From a clinical point of view, given a pooled sensitivity of 66%, for every 100 people evaluated with EUS who truly have CCA, EUS-FNA will miss 34 people with CCA as they will be wrongly classified as negative for CCA. However, given the 100% specificity for EUS-FNA, a positive result would guide clinical management involving either curative surgery or liver transplantation. In those patients, where the diagnosis is missed, further invasive work-up is required and may involve laparoscopic surgery for diagnostic purposes.
Limitations of our analysis
The number of passes for diagnosis of CCA in our meta-analysis was very variable, as the included studies covered a long time period, with or without the presence of on-site cytopathology. Also, there is a lack of studies that specifically address the usefulness of EUS in CCA, including information on the location and characteristics of tumors. Most studies included patients with biliary strictures and clarified the role of EUS-FNA in diagnosis. The other issue was that only the positive FNA patients underwent surgery for histological confirmation. So this may lead to ‘differential verification bias’ which needs to be accepted in any studies investigating CCA. The other problem was to adjust for confounders to accurately compare data in the included studies.

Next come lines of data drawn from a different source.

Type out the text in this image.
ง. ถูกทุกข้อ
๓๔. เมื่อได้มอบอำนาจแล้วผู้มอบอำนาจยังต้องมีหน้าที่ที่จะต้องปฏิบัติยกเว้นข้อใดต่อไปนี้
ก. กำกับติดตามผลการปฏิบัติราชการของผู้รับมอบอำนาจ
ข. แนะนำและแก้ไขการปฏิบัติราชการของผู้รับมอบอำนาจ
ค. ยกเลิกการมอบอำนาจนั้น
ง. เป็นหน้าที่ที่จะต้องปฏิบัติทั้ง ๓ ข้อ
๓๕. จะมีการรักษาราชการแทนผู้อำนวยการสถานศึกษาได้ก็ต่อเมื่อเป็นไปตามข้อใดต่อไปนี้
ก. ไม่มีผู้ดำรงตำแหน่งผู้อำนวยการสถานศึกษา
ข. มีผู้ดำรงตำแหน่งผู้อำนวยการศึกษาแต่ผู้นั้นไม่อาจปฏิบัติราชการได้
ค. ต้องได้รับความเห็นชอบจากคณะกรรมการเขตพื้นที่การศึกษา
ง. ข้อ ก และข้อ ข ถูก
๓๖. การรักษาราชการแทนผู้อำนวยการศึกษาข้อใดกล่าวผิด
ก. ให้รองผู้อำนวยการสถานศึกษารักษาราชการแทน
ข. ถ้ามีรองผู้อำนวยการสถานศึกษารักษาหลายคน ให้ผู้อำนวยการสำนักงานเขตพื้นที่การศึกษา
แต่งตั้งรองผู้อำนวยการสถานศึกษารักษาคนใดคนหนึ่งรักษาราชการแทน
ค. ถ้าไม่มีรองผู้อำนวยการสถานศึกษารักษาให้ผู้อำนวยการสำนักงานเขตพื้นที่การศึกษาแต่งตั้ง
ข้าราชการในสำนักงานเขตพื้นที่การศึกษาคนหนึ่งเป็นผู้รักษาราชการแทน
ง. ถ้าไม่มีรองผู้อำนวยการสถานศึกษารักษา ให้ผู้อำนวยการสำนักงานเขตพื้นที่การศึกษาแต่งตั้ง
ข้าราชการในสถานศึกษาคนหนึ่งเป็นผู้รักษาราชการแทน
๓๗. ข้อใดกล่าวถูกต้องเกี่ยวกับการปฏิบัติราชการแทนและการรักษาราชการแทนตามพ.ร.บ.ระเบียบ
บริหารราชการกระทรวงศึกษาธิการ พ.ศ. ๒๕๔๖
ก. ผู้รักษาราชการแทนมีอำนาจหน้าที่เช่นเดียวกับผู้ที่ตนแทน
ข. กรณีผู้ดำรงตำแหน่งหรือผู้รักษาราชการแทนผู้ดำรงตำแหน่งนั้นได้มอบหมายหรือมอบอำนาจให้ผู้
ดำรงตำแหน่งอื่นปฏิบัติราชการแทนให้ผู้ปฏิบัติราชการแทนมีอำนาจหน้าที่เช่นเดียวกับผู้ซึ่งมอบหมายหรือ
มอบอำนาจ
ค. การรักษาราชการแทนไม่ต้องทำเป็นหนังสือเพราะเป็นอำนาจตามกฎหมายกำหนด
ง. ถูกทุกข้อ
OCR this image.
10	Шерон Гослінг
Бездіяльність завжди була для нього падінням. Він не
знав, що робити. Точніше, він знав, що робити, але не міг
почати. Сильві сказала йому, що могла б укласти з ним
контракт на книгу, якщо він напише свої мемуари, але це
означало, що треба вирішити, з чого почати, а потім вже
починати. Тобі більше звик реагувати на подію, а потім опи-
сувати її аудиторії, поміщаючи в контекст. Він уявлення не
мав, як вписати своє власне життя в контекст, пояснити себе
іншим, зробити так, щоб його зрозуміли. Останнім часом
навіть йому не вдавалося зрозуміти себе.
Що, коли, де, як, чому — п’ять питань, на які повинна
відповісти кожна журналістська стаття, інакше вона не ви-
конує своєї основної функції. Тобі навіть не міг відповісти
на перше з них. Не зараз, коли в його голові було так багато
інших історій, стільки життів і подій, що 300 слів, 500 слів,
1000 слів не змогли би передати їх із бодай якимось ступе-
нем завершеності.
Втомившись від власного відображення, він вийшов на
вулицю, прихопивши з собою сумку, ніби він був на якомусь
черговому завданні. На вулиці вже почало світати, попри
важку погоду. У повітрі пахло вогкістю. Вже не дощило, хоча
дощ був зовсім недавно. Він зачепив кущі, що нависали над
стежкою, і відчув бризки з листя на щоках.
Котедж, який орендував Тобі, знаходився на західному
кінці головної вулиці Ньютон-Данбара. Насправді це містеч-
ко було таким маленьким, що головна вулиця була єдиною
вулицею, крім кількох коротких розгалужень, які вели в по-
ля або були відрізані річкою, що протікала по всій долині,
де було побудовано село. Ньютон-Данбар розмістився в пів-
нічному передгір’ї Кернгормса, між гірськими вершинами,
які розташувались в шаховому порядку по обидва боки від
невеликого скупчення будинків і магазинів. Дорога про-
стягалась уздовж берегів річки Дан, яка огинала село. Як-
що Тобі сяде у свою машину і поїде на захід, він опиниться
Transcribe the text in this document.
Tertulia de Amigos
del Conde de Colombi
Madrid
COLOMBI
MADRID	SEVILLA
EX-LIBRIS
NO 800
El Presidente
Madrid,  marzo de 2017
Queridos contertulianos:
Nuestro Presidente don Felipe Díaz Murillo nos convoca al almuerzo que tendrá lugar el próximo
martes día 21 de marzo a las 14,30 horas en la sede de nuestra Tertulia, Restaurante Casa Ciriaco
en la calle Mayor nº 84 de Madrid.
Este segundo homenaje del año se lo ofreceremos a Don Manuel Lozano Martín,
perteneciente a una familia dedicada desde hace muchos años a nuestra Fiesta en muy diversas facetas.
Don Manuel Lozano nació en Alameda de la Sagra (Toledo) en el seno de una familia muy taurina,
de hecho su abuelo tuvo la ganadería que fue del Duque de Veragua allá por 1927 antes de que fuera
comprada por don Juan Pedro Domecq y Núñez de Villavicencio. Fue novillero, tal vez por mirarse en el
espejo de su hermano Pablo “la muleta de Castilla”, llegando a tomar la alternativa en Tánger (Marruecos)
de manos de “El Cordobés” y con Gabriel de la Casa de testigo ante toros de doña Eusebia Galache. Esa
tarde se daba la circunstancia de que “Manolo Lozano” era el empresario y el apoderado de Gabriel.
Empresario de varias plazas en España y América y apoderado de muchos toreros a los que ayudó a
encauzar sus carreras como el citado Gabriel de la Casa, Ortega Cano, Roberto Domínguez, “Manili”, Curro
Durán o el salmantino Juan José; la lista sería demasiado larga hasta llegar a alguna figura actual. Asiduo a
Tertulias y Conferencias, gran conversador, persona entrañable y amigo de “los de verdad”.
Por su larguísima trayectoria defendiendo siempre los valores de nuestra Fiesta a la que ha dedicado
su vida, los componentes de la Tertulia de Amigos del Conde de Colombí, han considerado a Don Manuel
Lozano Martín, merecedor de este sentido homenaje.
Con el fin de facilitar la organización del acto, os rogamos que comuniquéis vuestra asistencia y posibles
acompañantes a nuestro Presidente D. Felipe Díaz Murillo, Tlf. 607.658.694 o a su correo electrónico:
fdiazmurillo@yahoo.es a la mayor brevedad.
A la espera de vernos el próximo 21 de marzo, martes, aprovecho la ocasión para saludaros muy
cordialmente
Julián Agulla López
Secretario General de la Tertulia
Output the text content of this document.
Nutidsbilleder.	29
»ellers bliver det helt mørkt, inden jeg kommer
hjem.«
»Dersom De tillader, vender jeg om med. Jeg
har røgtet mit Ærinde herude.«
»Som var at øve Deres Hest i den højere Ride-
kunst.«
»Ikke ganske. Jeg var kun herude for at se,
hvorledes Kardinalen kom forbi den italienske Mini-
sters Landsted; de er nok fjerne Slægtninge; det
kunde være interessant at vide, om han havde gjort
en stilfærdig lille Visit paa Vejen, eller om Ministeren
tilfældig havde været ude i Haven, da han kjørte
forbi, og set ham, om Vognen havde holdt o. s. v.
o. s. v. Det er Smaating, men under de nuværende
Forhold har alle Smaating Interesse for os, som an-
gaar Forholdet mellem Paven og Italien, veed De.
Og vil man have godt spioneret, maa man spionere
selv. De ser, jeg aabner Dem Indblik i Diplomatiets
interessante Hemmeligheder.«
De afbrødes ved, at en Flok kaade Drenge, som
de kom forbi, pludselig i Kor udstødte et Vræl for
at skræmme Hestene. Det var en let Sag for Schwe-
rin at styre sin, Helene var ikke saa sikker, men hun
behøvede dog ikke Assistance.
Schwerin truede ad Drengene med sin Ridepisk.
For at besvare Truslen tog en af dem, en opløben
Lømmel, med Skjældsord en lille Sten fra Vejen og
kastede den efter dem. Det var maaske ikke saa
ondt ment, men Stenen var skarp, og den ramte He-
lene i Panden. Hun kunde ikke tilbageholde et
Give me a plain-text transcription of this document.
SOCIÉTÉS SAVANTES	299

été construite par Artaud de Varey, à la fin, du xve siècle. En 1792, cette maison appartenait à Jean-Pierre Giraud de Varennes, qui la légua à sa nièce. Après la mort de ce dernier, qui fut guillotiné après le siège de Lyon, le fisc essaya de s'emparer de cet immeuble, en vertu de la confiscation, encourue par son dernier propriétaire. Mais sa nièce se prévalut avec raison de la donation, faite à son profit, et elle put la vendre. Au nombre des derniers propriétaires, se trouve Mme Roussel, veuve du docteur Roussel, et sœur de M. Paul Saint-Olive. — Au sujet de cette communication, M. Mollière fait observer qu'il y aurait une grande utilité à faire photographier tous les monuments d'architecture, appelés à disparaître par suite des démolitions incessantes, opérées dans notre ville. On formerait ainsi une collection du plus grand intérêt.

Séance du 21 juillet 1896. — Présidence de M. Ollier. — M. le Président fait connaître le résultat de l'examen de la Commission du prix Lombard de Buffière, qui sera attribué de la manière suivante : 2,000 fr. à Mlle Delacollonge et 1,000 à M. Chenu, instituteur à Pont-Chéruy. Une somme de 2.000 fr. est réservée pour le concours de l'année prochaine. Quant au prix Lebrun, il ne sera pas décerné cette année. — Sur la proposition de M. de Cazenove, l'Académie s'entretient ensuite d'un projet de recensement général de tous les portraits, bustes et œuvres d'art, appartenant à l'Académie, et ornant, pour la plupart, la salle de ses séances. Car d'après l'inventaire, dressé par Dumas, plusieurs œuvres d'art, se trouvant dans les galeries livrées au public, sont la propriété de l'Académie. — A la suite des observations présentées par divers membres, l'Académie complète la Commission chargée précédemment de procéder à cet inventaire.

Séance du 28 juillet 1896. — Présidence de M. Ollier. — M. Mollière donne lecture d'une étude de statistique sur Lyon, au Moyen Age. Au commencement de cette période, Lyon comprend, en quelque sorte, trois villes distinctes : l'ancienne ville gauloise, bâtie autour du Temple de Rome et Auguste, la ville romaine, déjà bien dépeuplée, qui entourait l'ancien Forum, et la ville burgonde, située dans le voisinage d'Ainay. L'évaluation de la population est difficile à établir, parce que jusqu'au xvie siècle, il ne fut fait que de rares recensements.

To conclude, this meta-analysis summarizes available evidence regarding the diagnostic performance of EUS in the detection of CCA. Our study suggests that EUS-FNA contributes to the diagnosis of CCA in patients with negative cytology and in patients in whom cross-sectional imaging does not reveal any mass lesion.
Funding: the study was supported by a research grant to Udayakumar Navaneethan from the American College of Gastroenterology.
Conflict of interest: none declared.